Der Vater von 10 Kindern sagt, dass er mit ihrer Tochter geschlafen hat. Hier ist ihre Reaktion

Ein respektloser Angeklagter beschimpft den Richter und es kommt auf ihn zurück. 

Richterin Judy Sheindlin ist eine pensionierte Richterin aus Manhattan, die in einer Reality-Show namens Richterin Judy mitspielt.

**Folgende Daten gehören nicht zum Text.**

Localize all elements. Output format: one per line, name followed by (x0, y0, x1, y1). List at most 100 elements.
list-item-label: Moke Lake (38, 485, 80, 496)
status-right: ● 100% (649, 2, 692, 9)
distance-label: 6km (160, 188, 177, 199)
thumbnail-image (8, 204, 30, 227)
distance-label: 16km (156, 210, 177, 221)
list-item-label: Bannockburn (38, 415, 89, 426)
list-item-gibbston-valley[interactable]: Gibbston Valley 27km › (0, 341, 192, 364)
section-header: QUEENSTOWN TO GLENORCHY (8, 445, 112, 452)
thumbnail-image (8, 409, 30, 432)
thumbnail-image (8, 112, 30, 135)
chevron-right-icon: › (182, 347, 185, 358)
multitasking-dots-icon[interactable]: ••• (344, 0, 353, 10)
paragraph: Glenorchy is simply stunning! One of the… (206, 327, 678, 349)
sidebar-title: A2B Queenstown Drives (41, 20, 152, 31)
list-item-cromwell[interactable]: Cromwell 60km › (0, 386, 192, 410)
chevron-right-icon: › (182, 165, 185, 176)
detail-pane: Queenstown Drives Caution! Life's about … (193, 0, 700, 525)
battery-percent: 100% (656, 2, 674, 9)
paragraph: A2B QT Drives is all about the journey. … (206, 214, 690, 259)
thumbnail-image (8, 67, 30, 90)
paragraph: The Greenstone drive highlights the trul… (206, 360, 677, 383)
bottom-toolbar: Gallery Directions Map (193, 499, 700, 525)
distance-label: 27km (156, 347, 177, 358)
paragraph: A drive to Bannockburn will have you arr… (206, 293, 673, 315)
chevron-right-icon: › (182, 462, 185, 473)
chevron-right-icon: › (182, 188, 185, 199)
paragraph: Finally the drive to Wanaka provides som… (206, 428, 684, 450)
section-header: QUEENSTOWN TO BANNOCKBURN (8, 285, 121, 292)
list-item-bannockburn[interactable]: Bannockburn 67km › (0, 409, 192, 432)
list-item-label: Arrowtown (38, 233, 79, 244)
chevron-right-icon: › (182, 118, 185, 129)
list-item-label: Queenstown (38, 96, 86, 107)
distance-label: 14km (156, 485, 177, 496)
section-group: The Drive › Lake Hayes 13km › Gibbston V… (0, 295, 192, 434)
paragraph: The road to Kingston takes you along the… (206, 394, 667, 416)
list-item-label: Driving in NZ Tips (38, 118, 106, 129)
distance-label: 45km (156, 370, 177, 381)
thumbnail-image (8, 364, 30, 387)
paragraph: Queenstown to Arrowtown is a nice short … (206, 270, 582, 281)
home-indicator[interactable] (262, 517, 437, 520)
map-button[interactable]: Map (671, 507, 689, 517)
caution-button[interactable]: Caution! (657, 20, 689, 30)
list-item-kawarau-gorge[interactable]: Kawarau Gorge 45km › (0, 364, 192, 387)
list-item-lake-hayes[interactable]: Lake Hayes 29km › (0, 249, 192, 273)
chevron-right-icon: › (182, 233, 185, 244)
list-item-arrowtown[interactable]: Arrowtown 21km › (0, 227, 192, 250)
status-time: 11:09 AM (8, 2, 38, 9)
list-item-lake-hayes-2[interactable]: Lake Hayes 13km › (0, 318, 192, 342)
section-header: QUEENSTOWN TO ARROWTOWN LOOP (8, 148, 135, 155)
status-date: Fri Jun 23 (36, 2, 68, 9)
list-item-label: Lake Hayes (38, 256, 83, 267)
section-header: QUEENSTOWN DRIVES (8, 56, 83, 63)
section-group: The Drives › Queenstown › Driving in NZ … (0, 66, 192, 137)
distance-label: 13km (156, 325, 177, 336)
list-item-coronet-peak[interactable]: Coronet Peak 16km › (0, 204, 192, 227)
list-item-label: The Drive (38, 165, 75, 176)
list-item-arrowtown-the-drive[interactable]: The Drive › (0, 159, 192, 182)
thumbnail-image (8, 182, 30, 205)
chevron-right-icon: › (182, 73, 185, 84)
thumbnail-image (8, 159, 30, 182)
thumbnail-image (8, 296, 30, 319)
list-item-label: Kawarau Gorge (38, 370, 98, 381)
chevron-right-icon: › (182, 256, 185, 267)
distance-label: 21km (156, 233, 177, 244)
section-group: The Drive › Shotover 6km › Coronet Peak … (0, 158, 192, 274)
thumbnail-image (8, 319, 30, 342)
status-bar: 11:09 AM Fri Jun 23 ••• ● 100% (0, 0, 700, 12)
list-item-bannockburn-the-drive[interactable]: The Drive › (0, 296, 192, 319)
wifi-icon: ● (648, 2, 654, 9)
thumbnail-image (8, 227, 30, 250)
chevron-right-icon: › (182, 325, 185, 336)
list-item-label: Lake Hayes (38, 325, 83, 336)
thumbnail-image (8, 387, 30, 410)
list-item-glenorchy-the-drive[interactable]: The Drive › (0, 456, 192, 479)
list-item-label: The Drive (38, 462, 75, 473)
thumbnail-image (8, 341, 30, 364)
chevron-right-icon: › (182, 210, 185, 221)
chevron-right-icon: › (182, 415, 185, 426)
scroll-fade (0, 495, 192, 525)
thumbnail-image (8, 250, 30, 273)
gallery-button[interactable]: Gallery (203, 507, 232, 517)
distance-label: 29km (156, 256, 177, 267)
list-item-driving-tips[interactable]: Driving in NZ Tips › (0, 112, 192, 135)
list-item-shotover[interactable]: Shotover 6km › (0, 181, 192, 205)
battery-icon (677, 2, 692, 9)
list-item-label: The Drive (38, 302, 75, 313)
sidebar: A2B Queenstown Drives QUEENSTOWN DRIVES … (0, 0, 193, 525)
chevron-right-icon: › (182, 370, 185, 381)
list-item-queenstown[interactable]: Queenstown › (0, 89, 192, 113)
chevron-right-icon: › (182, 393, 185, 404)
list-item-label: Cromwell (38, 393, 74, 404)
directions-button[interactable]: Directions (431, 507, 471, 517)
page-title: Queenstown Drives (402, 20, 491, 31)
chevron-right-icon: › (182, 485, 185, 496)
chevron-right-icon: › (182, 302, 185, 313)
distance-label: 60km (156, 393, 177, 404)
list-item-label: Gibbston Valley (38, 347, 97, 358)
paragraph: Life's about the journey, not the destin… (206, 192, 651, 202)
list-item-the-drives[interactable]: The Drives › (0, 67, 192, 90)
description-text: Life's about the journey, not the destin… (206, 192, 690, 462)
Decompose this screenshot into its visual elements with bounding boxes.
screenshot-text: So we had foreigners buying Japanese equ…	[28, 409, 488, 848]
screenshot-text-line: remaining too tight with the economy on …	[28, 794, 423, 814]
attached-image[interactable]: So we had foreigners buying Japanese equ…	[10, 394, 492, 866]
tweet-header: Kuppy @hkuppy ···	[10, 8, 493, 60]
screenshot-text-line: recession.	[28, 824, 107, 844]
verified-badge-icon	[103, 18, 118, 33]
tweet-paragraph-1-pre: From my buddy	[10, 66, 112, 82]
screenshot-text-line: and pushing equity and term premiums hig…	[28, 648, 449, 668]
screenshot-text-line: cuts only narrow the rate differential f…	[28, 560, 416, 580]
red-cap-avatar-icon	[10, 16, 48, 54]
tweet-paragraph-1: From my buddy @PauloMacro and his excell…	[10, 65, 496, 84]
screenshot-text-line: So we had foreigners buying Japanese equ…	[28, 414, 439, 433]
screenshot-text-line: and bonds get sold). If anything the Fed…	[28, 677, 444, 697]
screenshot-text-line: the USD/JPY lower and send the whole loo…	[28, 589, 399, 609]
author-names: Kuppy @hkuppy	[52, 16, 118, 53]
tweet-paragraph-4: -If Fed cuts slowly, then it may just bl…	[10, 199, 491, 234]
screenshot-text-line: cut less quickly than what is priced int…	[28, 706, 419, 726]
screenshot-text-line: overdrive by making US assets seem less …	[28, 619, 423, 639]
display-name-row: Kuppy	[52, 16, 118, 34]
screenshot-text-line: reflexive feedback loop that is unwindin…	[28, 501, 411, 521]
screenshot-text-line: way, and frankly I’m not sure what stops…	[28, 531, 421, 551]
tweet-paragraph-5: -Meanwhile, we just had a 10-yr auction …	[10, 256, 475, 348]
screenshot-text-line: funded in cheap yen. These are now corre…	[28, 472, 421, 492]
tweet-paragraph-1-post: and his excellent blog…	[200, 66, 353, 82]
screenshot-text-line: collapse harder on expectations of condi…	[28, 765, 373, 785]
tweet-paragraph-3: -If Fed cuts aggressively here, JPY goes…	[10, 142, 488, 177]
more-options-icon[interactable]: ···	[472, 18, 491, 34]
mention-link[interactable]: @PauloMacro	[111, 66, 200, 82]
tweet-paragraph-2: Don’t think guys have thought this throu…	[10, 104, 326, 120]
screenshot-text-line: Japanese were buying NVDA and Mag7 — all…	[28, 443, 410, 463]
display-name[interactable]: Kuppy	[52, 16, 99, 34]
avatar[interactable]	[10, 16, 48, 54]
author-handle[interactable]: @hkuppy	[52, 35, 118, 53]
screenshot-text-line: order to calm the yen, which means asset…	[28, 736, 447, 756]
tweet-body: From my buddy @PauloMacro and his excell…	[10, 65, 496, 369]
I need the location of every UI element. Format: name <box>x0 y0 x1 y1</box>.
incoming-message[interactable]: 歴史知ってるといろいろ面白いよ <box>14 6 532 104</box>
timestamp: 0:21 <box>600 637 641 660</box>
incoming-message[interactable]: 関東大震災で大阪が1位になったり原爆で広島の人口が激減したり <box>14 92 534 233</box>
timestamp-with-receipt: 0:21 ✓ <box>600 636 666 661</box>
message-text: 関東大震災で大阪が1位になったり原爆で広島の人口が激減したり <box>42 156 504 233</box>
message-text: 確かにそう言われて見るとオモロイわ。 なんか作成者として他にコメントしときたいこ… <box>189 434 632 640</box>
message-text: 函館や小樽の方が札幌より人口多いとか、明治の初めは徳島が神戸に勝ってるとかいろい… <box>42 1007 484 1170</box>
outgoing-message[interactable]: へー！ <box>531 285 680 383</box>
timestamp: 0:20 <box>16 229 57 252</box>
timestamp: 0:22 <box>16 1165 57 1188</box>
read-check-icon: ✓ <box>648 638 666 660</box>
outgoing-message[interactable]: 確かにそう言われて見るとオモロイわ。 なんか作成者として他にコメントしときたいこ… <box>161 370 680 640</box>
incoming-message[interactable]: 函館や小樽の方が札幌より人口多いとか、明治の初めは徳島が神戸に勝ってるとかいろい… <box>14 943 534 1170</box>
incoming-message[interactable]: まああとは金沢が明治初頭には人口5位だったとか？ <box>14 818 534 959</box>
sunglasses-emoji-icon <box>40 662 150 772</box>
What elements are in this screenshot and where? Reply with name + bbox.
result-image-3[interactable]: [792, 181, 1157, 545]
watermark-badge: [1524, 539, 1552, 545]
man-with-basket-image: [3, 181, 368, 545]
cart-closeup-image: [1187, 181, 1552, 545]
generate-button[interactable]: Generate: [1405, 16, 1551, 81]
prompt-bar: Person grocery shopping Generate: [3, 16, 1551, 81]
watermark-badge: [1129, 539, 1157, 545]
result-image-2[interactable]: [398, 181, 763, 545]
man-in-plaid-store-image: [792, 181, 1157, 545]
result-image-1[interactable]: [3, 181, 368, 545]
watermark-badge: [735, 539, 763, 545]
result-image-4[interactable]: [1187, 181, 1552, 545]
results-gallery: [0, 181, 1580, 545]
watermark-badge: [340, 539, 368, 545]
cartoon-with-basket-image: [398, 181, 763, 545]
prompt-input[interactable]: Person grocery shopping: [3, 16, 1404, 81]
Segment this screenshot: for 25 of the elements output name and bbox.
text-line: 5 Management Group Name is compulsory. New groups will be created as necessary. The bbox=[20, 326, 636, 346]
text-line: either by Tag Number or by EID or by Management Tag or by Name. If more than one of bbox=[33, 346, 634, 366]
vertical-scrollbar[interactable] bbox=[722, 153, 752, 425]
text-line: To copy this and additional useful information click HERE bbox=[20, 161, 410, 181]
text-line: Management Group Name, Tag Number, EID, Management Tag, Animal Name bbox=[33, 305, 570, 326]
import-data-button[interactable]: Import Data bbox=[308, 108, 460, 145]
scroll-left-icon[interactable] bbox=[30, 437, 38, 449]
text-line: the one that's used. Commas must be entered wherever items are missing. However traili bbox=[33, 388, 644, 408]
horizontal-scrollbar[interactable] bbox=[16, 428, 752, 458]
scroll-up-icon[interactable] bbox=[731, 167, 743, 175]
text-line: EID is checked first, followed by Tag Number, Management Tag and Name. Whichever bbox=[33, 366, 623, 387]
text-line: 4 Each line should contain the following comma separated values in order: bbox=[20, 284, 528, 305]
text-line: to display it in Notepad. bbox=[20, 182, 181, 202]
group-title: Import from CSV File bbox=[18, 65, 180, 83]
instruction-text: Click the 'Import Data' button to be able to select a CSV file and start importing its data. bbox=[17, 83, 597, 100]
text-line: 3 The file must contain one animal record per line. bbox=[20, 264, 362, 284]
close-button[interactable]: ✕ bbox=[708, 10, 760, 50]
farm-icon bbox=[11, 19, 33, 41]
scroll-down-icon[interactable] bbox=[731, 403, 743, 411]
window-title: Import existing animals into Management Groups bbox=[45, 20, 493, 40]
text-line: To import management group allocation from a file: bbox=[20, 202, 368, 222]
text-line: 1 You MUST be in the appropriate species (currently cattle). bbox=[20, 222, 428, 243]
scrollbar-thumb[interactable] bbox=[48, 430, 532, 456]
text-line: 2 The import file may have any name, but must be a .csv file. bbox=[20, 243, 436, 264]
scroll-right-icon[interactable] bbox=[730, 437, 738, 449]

In der Show führt Sheindlin den Vorsitz eines Gerichts und entscheidet in einem Studio, das einen Gerichtssaal duplizieren soll, über kleine Streitigkeiten aus dem wirklichen Leben.

Alle an den Streitigkeiten beteiligten Parteien unterzeichnen einen Vertrag, in dem sie sich an die Entscheidungen von Sheindlin halten und ihre Entscheidungsbefugnis anerkennen.

Danny Gonzales, 21, der da war war, um eine Klage zu beantworten, die von einem Nachbarn beantragt wurde, sollte auf die härteste Weise an diese Tatsache erinnert werden.

Die Beschwerdeführerin - Frau Gabby - verklagt Gonzales, weil er ihre Fenster und Glasschiebetüren mit einer BB-Pistole herausgeschossen hat.

Gonzales weigerte sich, für den Schaden zu zahlen und behauptete, der Täter sei der Waffenverkäufer.

Laut Gonzales brach der Verkäufer Mrs. Gabbys Fenster versehentlich beim Zeigen der Gewehr, die er versuchte zu verkaufen. 

Sheindlin stellte Gonzales Fragen über sein Leben und er enthüllte, dass er 10 Kinder hatte.

Sheindlin zeigte sich überrascht, dass er im Alter von 21 Jahren so viele Kinder gezeugt hat. Dann fragte sie Gonzales, mit wie vielen verschiedenen Frauen er seine Kinder gezeugt hatte.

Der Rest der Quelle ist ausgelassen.